Netwrix
- Type: Private
- Industry: IT Software
- Founded: 2006
- Founder: Mike Walters; Alex Vovk;
- Headquarters: Frisco, Texas
- Area served: United States, EMEA, Asia Pacific
- Key people: Grady Summers, CEO; Britt Norwood, CRO; John Kightly, CMO; Jacob Yavil, President and CFO;
- Website: netwrix.com

= Netwrix =

American software company

Netwrix is a Frisco, Texas–based private IT security software company. After eight acquisitions the company's team geographically expanded to Latin America, UK, Germany, France, Asia, US as well as other countries. The company's flagship products are Netwrix Auditor and Netwrix Enterprise Auditor that help information security and governance professionals manage sensitive, regulated and business-critical data.

The company operates in the United States, EMEA and Asia-Pacific.

==History==
Netwrix was founded by Mike Walters and Alex Vovk in Russia in 2006. In 2007, Netwrix released its first product, change auditing software for Active Directory. This software was subsequently folded into the company’s Change Reporter Suite, which was later renamed Netwrix Auditor. In 2011, Netwrix released its SCOM Management Pack for Change Reporter Suite, which integrates Netwrix’s auditing solutions with Microsoft System Center.

The company released a new version of Active Directory Change Reporter in November 2012. In June 2013, the company renamed its flagship product, Netwrix Change Reporter, Netwrix Auditor. On 7 February 2017 Netwrix secured Series A financing from Washington, DC–based Updata Partners.

On 5 April 2018 Steve Dickson was appointed as Chief Executive Officer by the company's Board of Directors. Steve Dickson replaced Mike Walters, previous CEO and co-founder and Alex Vovk, President and co-founder. On 28 November 2018 Netwrix acquired Concept Searching Limited. In August 2019, Netwrix formed a strategic partnership with Mott MacDonald, a UK-based consultancy, to offer data classification technology to clients. In October 2020, Netwrix received a majority investment from TA Associates.

On 4 January 2021 Netwrix merged with Stealthbits Technologies Inc. Stealthbits provided data security and privacy solutions. In February 2021, Netwrix acquired Strongpoint, a compliance, change management, and access management solution for Salesforce and NetSuite. On 16 June 2021, Netwrix acquired New Net Technologies (NNT), provider of software for change, configuration, vulnerability and asset management. On 24 March 2021, Netwrix acquired ANIXIS, a provider of software to enforce password policies. Netwrix acquired PolicyPak in October 2021. PolicyPak delivered security software to manage on-prem and remote Windows 10 desktops.

In August 2022, Netwrix acquired USERCUBE, a France-based software developer of identity governance and administration solutions. In September 2022, Netwrix acquired MATESO, a software manufacturer based in Germany that develops an enterprise password management solution.
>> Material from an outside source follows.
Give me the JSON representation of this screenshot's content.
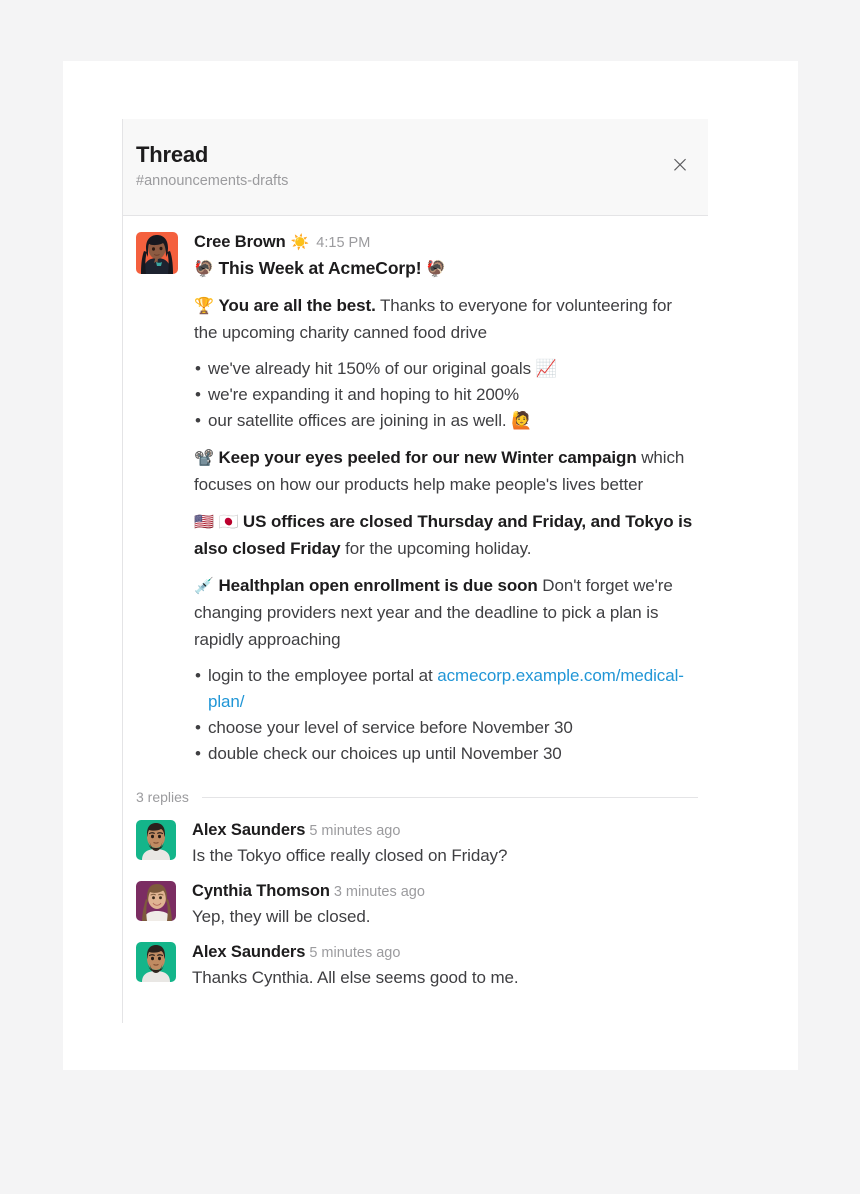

In November, 2022, Netwrix acquired IMANAMI, US-based software company that specializes in Identity and Access management solutions for Microsoft on-prem and cloud based active directory. In December, 2022, Netwrix acquired Remediant, a US-based software developer of a privileged access management solution that focuses on discovering and removing always-available administrative access.

In February, 2024, Netwrix acquired CoSoSys, a US-based software developer of a data loss prevention solution for endpoints. In August 2024, Netwrix acquired PingCastle, a software company based in France that develops Active Directory discovery and assessment tools. On 14 October 2024, Steve Dickson's CEO role was transitioned to Grady Summers. Steve Dickson remained on the Board of Directors of Netwrix.

In April 2025, Netwrix became the first data security company to launch an MCP (Model Context Protocol) server, introducing agentic AI capabilities to cybersecurity operations. The free, open-source integration with Netwrix Access Analyzer allows AI assistants like Claude and Microsoft Copilot to query security data using natural language. This enables security teams to instantly assess sensitive data exposure, user access risks, and stale accounts—without writing queries or navigating dashboards. The release positions Netwrix at the forefront of conversational cybersecurity tools, with future MCP support planned for Privilege Secure and Threat Manager.

==Partnerships==
Netwrix is a partner of Microsoft, VMware, EMC,NetApp and HP ArcSight.